In the territory of American Samoa, the Marist St. Joseph’s American Samoa Club has organized its equivalent, the Annual Tautua Mo Oe Marist American Samoa International Sevens Tournament, now in its third year.

 

Marist has failed to make the cup competition in the last two years.

 

The reason according to Vailima Marist St.

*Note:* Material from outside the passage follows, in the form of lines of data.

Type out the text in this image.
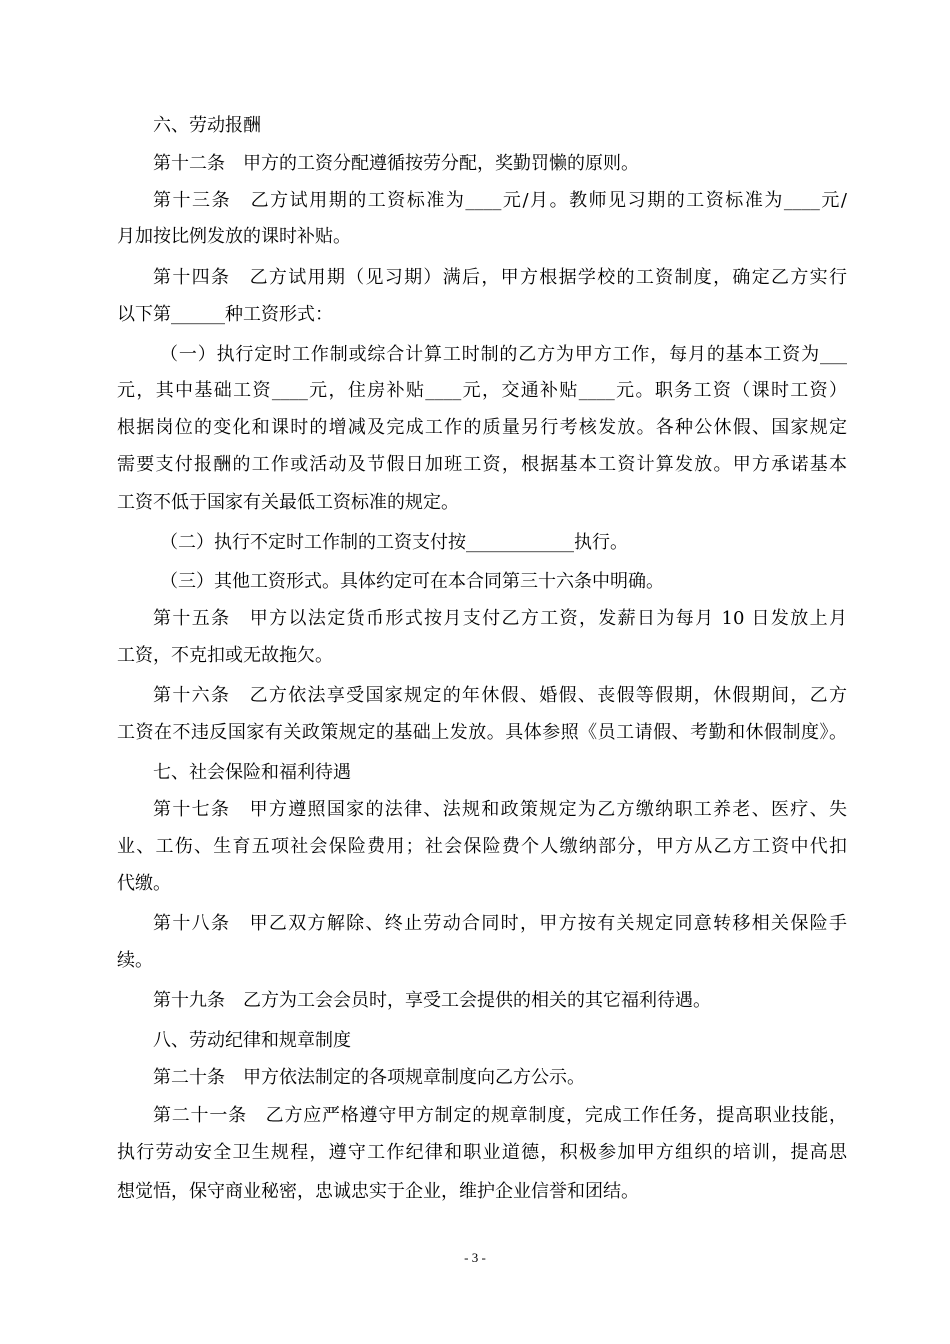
六、劳动报酬
第十二条　甲方的工资分配遵循按劳分配，奖勤罚懒的原则。
第十三条　乙方试用期的工资标准为____元/月。教师见习期的工资标准为____元/
月加按比例发放的课时补贴。
第十四条　乙方试用期（见习期）满后，甲方根据学校的工资制度，确定乙方实行
以下第______种工资形式：
（一）执行定时工作制或综合计算工时制的乙方为甲方工作，每月的基本工资为___
元，其中基础工资____元，住房补贴____元，交通补贴____元。职务工资（课时工资）
根据岗位的变化和课时的增减及完成工作的质量另行考核发放。各种公休假、国家规定
需要支付报酬的工作或活动及节假日加班工资，根据基本工资计算发放。甲方承诺基本
工资不低于国家有关最低工资标准的规定。
（二）执行不定时工作制的工资支付按____________执行。
（三）其他工资形式。具体约定可在本合同第三十六条中明确。
第十五条　甲方以法定货币形式按月支付乙方工资，发薪日为每月 10 日发放上月
工资，不克扣或无故拖欠。
第十六条　乙方依法享受国家规定的年休假、婚假、丧假等假期，休假期间，乙方
工资在不违反国家有关政策规定的基础上发放。具体参照《员工请假、考勤和休假制度》。
七、社会保险和福利待遇
第十七条　甲方遵照国家的法律、法规和政策规定为乙方缴纳职工养老、医疗、失
业、工伤、生育五项社会保险费用；社会保险费个人缴纳部分，甲方从乙方工资中代扣
代缴。
第十八条　甲乙双方解除、终止劳动合同时，甲方按有关规定同意转移相关保险手
续。
第十九条　乙方为工会会员时，享受工会提供的相关的其它福利待遇。
八、劳动纪律和规章制度
第二十条　甲方依法制定的各项规章制度向乙方公示。
第二十一条　乙方应严格遵守甲方制定的规章制度，完成工作任务，提高职业技能，
执行劳动安全卫生规程，遵守工作纪律和职业道德，积极参加甲方组织的培训，提高思
想觉悟，保守商业秘密，忠诚忠实于企业，维护企业信誉和团结。
- 3 -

Joseph’s Head Coach, Roger Warren, is because most of their current players are young and inexperienced.

 

“The only player we have in the Manu Samoa Sevens team is Xavier Martel,” Warren pointed out. “The other player, Lole Tualaulelei, who was a late replacement for injured winger Tom Iosefo in the Wellington, New Zealand leg of the ongoing IRB World Sevens Circuit, has only just recovered from injury and will be traveling to Pago.”

 

The other two players with international experience are Meki Magele and Alefosio Tapili who played for the Samoa ‘A’ in the recent Pacific Rugby Cup in Australia.

 

“All the other players are young local players who have not been exposed to the international arena and it is my job to get them ready,” Coach Warren revealed.

 

It may be an unenviable job, but Warren has the credentials having played a pivotal role in the Manu Samoa 15-a-side as first-five from 2004 to 2008, and went on to play professional rugby in New Zealand.

 

“They may be young and inexperienced but I have a lot faith in them,” he said. “Some of them like Sevens maestro Uale Mai’s younger brother Sofara Mai, has the goods to become a force to be reckoned with like his older brother and I know this tourney will give him valuable experience.”

 

The other team Marist will be fielding in the Territory is the Vailima Pure Marist Saints, which according to Warren, is their club’s development squad made up of players as young as 18, whom selectors feel have that special ingredient to succeed in the dog-eat-dog world of professional rugby.

 

“We are investing our time and resources in these youngsters so that there will be no shortage of players to fill any vacancies in our senior team,” Warren explained. “And we realize that it takes time, but it’s a strategy our club supports because it’s a win win situation in the long run.”

 

Coached by Afa Lesa, the Vailima Pure Marist Saints team comprises rookies with the exception of Fijian player Esira Koroi, a Fijian national, who has worked and lived in Samoa for the last five years.

 

Despite the lack of experience of most of their players, Coach Warren is adamant that their two teams have the same opportunities as the other teams.

 

“We have been preparing hard for the tourney in Pago in both fitness and our set moves, so we are quite confident we can hold our own against any team that comes our way,” Warren said. “In the game of sevens rugby nowadays, there is no such thing as an underdog. So Pago, watch out cause here we come.”